This track is from Bozzio Levin Stevens' second album, and in fact is the title track to that one. It comes in as a smoking fast crunchy prog rocker. It shifts gear for a time to a mellower prog excursion before ramping back up to some of the more powerful material of the song in the form of a lusher arrangement of the earlier riff. The band even intersperse King Crimson musical quotes into the mix, and at times this sounds a lot like Red era Crimson. They drop it back for a slower laid-back jam based on previous themes, then move it into new territory.
Dreaming In Titanium
This one comes from the Jordan Rudess Feeding the Wheel album. Funky, high energy jamming makes up the crux of this piece. It turns Zappaish in its quirky meandering. Then it becomes very classical before changing to a playful jazz styling. It gets pretty strange in the outro.
Last Call
Explorer's Club is the band with which Bozzio recorded this one, the song appearing on their debut disc. In that case, this one returned the listener to Dream Theater inspired elements that had shown up throughout that album. There it was certainly a piece designed to pull the various themes of the album together, highlighting the fact that the CD was a prog rock magnum opus. This is very Yesish, but with a harder edge, and encompasses the major movements of that album, reprising and tieing up the loose ends. The ending segments feature an intensity which just seems to climb higher and higher, until, as the liner notes say "Bozzio goes wild" to the end of the album.
Walking Dream
Taken from a session done by Bozzio Levin Stevens, this cut is Tony Levin and Bozzio only. It is a short, mellow and atmospheric number that is rather dark. Until this CD the piece had been unreleased.

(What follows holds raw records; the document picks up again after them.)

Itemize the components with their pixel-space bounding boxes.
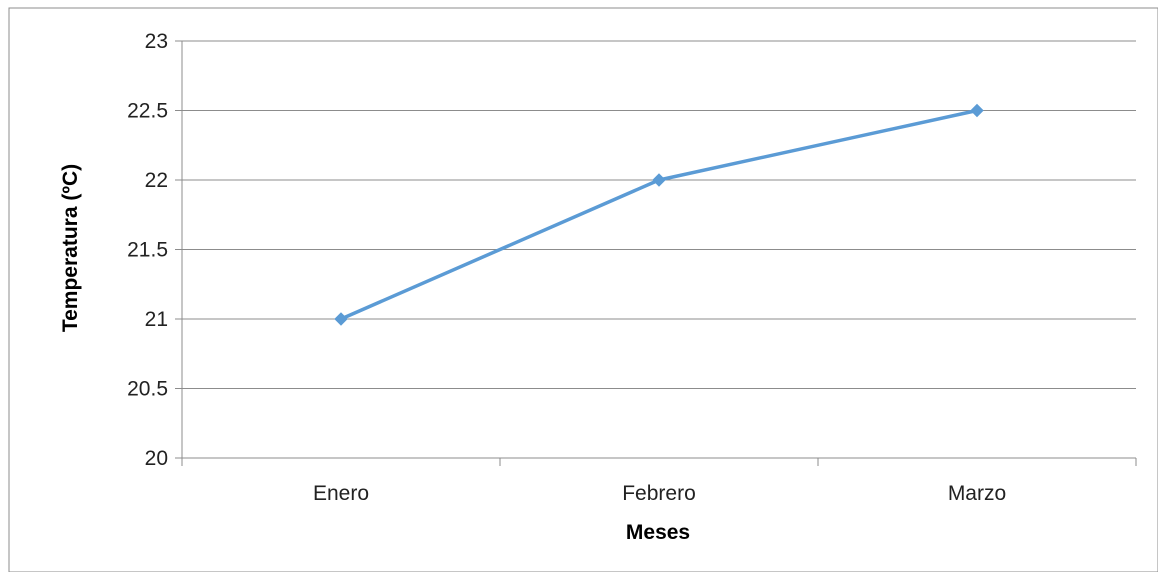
y-tick-label: 22.5: [127, 100, 168, 123]
y-tick-label: 23: [145, 30, 168, 53]
axes: [175, 40, 1137, 466]
x-tick-label: Febrero: [622, 482, 696, 505]
x-tick-label: Marzo: [948, 482, 1006, 505]
y-tick-label: 21: [145, 308, 168, 331]
x-tick-label: Enero: [313, 482, 369, 505]
y-axis-title: Temperatura (ºC): [59, 164, 82, 332]
data-point: [970, 103, 984, 118]
x-axis-title: Meses: [626, 521, 690, 544]
data-point: [334, 312, 348, 326]
x-tick-labels: Enero Febrero Marzo: [313, 482, 1006, 505]
y-tick-label: 20: [145, 447, 168, 470]
series-layer: [334, 103, 984, 326]
data-point: [652, 173, 666, 187]
y-tick-label: 20.5: [127, 378, 168, 401]
chart-border: [8, 7, 1158, 572]
y-tick-label: 22: [145, 169, 168, 192]
y-tick-label: 21.5: [127, 239, 168, 262]
y-tick-labels: 20 20.5 21 21.5 22 22.5 23: [127, 30, 168, 470]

A Glimpse Into A Deeply Disturbed Mind
A spoken processed loop starts this, and Bozzio jumps quickly into a great beat. Dark textures emerge overtop. The voice returns later as this emerges into a fairly frantic jam. It gets quite weird at times. Considering the title, this seems quite appropriate. This one originally appeared on the compilation Drum Nation Volume One, and was a new composition for that album.
Edge of a Circle
This number comes from the album Bozzio recorded with Billy Sheehan under the slightly less than imaginative moniker Bozzio Sheehan. Despite the lack of imagination put into the name that disc, Nine Short Films, is an extremely unique and creative offering. Dark textures start this tune, but the cut switches to a fast paced, crunchy progression that is one of the easier portions on the disc on which to latch. This is a strong rocker. A screaming guitar solo, is provided by Sheehan and Rushish textures emerge mid song.
Here Mark Gage, working under the name Vapourspace, reworks a Bozzio Levin Stevens cut. It starts slowly with percussion, then a warped weirded out sound takes the piece. As it moves on, this is playful and fun, but rather strange. It was originally released on an album of Vapourspace remixes of various Magna Carta releases.